Lésions professionnelles en 2023 : le deuxième pire bilan des dix dernières années

Chaque année, à l’occasion de la Journée internationale de commémoration des victimes du travail, la CNÉSST publie les principales statistiques sur les lésions professionnelles survenues l’année précédente. Cette année, c’est le 26 avril 2024 que la Commission publiait son traditionnel communiqué avec les chiffres pour 2023.

Dans ce communiqué dithyrambique, publié deux jours avant la journée commémorative, la CNÉSST prétendait observer une « Baisse marquée des lésions professionnelles ». Elle se réjouissait ainsi d’une prétendue diminution du nombre d’accidents et de maladies du travail par rapport à 2019 tout en vantant ses efforts de prévention11.

Dans la foulée de ces résultats, l’Assemblée nationale du Québec adoptait, la veille du communiqué de la CNÉSST, une motion sans préavis soulignant les « chiffres encourageants » concernant le nombre de lésions professionnelles en 2023. Le ministre du Travail, lui-même, brossait un tableau élogieux de la situation, affirmant « Je suis heureux de constater la baisse des lésions professionnelles. Nous avons agi pour la prévention dans les dernières années, notamment en mettant en œuvre la Loi modernisant le régime de santé et de sécurité du travail. Nos efforts semblent donner de bons résultats. […] ».

Pourtant, l’examen réel des chiffres sur le nombre des lésions professionnelles acceptées en 2019 et en 2023 démontre que cette prétendue baisse du nombre de lésions professionnelles est totalement fausse. Les communications de la CNÉSST et du ministre du Travail sur ces résultats prétendument positifs apparaissent davantage comme un exemple de la façon dont on peut manipuler les chiffres et leur faire dire le contraire de la réalité.

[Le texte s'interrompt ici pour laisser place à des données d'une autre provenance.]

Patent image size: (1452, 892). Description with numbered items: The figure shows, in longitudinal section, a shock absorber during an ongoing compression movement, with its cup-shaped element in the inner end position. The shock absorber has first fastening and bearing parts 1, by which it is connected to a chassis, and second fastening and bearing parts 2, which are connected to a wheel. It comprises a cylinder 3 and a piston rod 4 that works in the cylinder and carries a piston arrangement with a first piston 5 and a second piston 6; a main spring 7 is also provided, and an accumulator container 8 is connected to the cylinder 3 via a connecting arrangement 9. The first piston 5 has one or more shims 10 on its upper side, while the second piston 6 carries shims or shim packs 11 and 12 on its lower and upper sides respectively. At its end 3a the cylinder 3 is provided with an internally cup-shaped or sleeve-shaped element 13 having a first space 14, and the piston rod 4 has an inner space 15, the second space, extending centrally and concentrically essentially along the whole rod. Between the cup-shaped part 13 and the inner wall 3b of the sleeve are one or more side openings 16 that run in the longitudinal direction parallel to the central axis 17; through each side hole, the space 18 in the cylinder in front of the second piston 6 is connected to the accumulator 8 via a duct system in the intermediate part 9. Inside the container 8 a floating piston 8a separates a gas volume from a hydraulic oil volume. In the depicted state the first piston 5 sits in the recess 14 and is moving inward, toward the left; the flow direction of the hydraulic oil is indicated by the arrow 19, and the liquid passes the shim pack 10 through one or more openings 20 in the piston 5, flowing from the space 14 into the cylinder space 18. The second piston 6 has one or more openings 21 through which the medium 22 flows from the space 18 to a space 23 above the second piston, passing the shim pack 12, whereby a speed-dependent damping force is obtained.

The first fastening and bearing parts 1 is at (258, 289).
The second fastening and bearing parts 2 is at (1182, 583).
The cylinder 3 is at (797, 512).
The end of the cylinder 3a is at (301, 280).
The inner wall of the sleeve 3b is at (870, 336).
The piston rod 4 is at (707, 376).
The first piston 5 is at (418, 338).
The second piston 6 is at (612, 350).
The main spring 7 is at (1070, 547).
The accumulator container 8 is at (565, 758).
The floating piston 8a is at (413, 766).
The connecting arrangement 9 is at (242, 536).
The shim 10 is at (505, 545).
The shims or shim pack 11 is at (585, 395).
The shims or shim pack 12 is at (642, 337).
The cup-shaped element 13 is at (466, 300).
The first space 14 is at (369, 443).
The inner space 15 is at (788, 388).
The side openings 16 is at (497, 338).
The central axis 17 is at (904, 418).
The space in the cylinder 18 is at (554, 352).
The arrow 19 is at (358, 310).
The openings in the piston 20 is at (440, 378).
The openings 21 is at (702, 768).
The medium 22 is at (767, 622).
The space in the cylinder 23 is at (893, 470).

En effet, les travailleuses et travailleurs ont subi en 2023 près de 7 000 lésions professionnelles de plus qu’en 2019 : il y a eu en tout 114 345 lésions professionnelles reconnues par la CNÉSST en 2023 contre 107 465 en 2019. En fait, l’année 2023 n’a rien d’encourageant, puisqu’elle est la pire des dix dernières années quant au nombre d’accidents et de maladies du travail, à l’exception de 2022.

Pour être en mesure de présenter ses chiffres sous un jour favorable, la CNÉSST a artificiellement retiré les lésions attribuables à la Covid-19 de ses chiffres de 2023. La CNÉSST a pourtant le devoir de coordonner les efforts de prévention à l’égard de tous les risques au travail, incluant les nouveaux risques qui apparaissent et se développent, que ce soit la Covid-19 ou tout autre risque émergeant. Rien ne justifie qu’on retire les lésions attribuables à la Covid des chiffres, pas plus qu’il ne serait acceptable de retirer ceux qui concerneraient une lésion causée par un nouveau produit chimique ou une nouvelle maladie sous prétexte que ce risque n’existait pas dans le passé.

On peut voir le nombre total de lésions professionnelles reconnues par la CNÉSST, pour chacune des dix dernières années dans le tableau suivant (incluant les lésions attribuables à la Covid-19, de 2020 à 2023) :

AnnéeLésions professionnelles acceptées (accidents + maladies du travail, incluant Covid-19 depuis 2020)2
201488 046
201587 618
201690 414
201796 135
2018103 406
2019107 465
2020104 732
2021105 692
2022161 962
2023114 345

Comme on peut le voir, l’année 2023 n’est une amélioration que par rapport à l’année catastrophique qu’a été 2022. Le nombre d’accidents et de maladies du travail en 2023 a été supérieur à celui des années 2020 et 2021 qui incluent aussi les lésions attribuables à la Covid. La tendance générale à la hausse des lésions professionnelles, observable depuis 2014, se poursuit. On est en effet passé de 88 046 en 2014 à 114 345 lésions professionnelles en 2023, ce qui représente une hausse de près de 30 % sur dix ans.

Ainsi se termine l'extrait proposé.